How to Blindly Invest in Uber

February 5, 2016, 2:03 PM UTC
Taxi Drivers Protest Possible Uber Expansion In NYC
NEW YORK, NY - JULY 20: An Uber vehicle is viewed in Manhattan on July 20, 2015 in New York City. New York's City Council has proposed two bills last month to limit the number of new for-hire vehicles, as well as to study the rapidly rising industry's impact on traffic. Uber has responded in an open letter arguing that its 6,000 Uber cars out during an average hour are a small part of the city's overall traffic. In cities across the globe Uber has upended the traditional taxi concept with many drivers and governments taking action against the California based company. (Photo by Spencer Platt/Getty Images)
Photograph by Spencer Platt — Getty Images

For some investors, just being invited to the party is good enough. They don’t need to meet the host.

That’s how it seems at Morgan Stanley, at least. A special fund at Morgan Stanley is offering wealthy clients the chance to invest in the hottest thing ever (a.k.a. Uber), but with one catch: The fund doesn’t provide investors with any details about Uber’s finances, according to the New York Times.

Big institutional investors in Uber receive revenue and expense numbers and projections, but not those in the Morgan Stanley fund, called New Riders L.P. That may in part be because investors in the fund will not directly own Uber equity.

According to the Times, the 290-page Morgan Stanley offering document for the fund warn that the bank “has conducted limited due diligence with respect to the company” and that it has not “independently verified the accuracy or completeness of such information.”

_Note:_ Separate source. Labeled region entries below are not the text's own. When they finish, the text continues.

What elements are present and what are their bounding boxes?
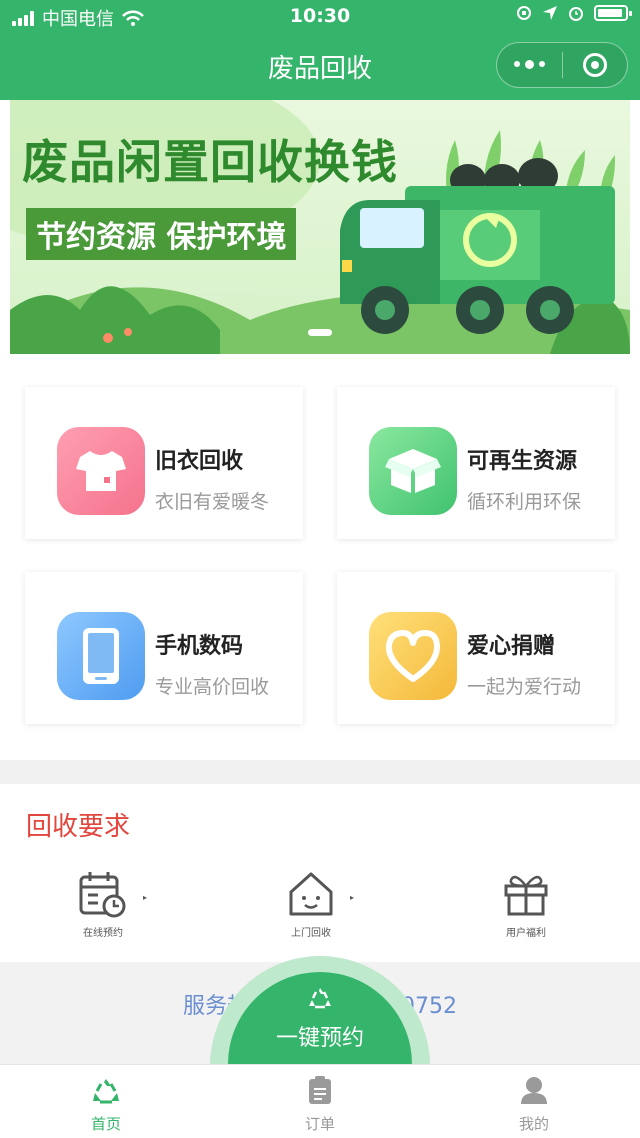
- category-card-renewable[interactable]: 可再生资源 循环利用环保: [337, 387, 615, 539]
- heart-icon: [369, 612, 457, 700]
- banner-subline: 节约资源 保护环境: [26, 208, 297, 260]
- tab-bar: 首页 订单 我的: [0, 1064, 640, 1138]
- battery-icon: [594, 5, 632, 21]
- step-label: 用户福利: [506, 928, 546, 939]
- phone-icon: [57, 612, 145, 700]
- step-label: 在线预约: [83, 928, 123, 939]
- category-title: 可再生资源: [467, 449, 578, 474]
- category-desc: 衣旧有爱暖冬: [155, 491, 270, 513]
- more-menu-icon[interactable]: [497, 60, 562, 69]
- tab-label: 我的: [518, 1115, 549, 1133]
- promo-banner[interactable]: 废品闲置回收换钱 节约资源 保护环境: [10, 100, 630, 354]
- banner-headline: 废品闲置回收换钱: [22, 136, 398, 188]
- tab-home[interactable]: 首页: [36, 1065, 176, 1138]
- box-icon: [369, 427, 457, 515]
- category-desc: 循环利用环保: [467, 491, 582, 513]
- recycle-icon: [93, 1079, 119, 1104]
- rotation-lock-icon: [517, 6, 531, 20]
- requirements-title: 回收要求: [26, 812, 131, 842]
- tab-label: 首页: [90, 1115, 121, 1133]
- category-card-clothes[interactable]: 旧衣回收 衣旧有爱暖冬: [25, 387, 303, 539]
- tab-label: 订单: [304, 1115, 335, 1133]
- house-icon: [289, 872, 333, 916]
- category-card-digital[interactable]: 手机数码 专业高价回收: [25, 572, 303, 724]
- close-miniprogram-button[interactable]: [563, 53, 627, 77]
- gift-icon: [504, 875, 548, 916]
- location-icon: [543, 6, 557, 20]
- user-icon: [521, 1077, 547, 1104]
- top-bar: 中国电信 10:30 废品回收: [0, 0, 640, 100]
- miniprogram-capsule: [496, 42, 628, 88]
- category-title: 爱心捐赠: [467, 634, 556, 659]
- section-divider: [0, 760, 640, 784]
- tab-profile[interactable]: 我的: [464, 1065, 604, 1138]
- step-user-benefits: 用户福利: [476, 870, 576, 939]
- arrow-icon: ▸: [143, 893, 148, 902]
- category-desc: 专业高价回收: [155, 676, 270, 698]
- category-title: 旧衣回收: [155, 449, 244, 474]
- step-label: 上门回收: [291, 928, 331, 939]
- tab-orders[interactable]: 订单: [250, 1065, 390, 1138]
- clipboard-icon: [309, 1076, 331, 1104]
- category-title: 手机数码: [155, 634, 244, 659]
- calendar-icon: [79, 872, 126, 918]
- tshirt-icon: [57, 427, 145, 515]
- recycle-icon: [309, 988, 331, 1009]
- banner-pagination-dot[interactable]: [308, 329, 332, 336]
- status-bar: 中国电信 10:30: [0, 0, 640, 32]
- category-card-donation[interactable]: 爱心捐赠 一起为爱行动: [337, 572, 615, 724]
- target-icon: [582, 53, 607, 77]
- category-desc: 一起为爱行动: [467, 676, 582, 698]
- alarm-icon: [569, 7, 583, 21]
- arrow-icon: ▸: [350, 893, 355, 902]
- booking-button-label: 一键预约: [275, 1026, 364, 1051]
- step-online-booking: 在线预约: [53, 870, 153, 939]
- step-home-pickup: 上门回收: [261, 870, 361, 939]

While many so-called Unicorns (private companies valued at more than $1 billion) have begun to crash to earth, and a number of Internet firms that went public are now trading below their IPO price, a select few—i.e. Uber—continue to demand (and get) blind faith from their investors. According to those interviewed by the Times, Uber’s last fundraising round valued it at $62.5 billion.

Or 62½ unicorns.

“Only Uber can do this,” Joshua M. Brown, a financial adviser at Ritholtz Wealth Management, told the Times. “They are the last of the gigantic unicorns that people are clamoring to get into.”

 

Of course, if Uber goes public at a huge valuation and saves the planet in the process, the New Riders investors with be laughing all the way to the bank. If not, however, we’ll quote a line from a recent Fortune piece about “Silicon Valley’s $585 Billion Problem”: Good luck getting out.

Morgan Stanley declined to comment for this story.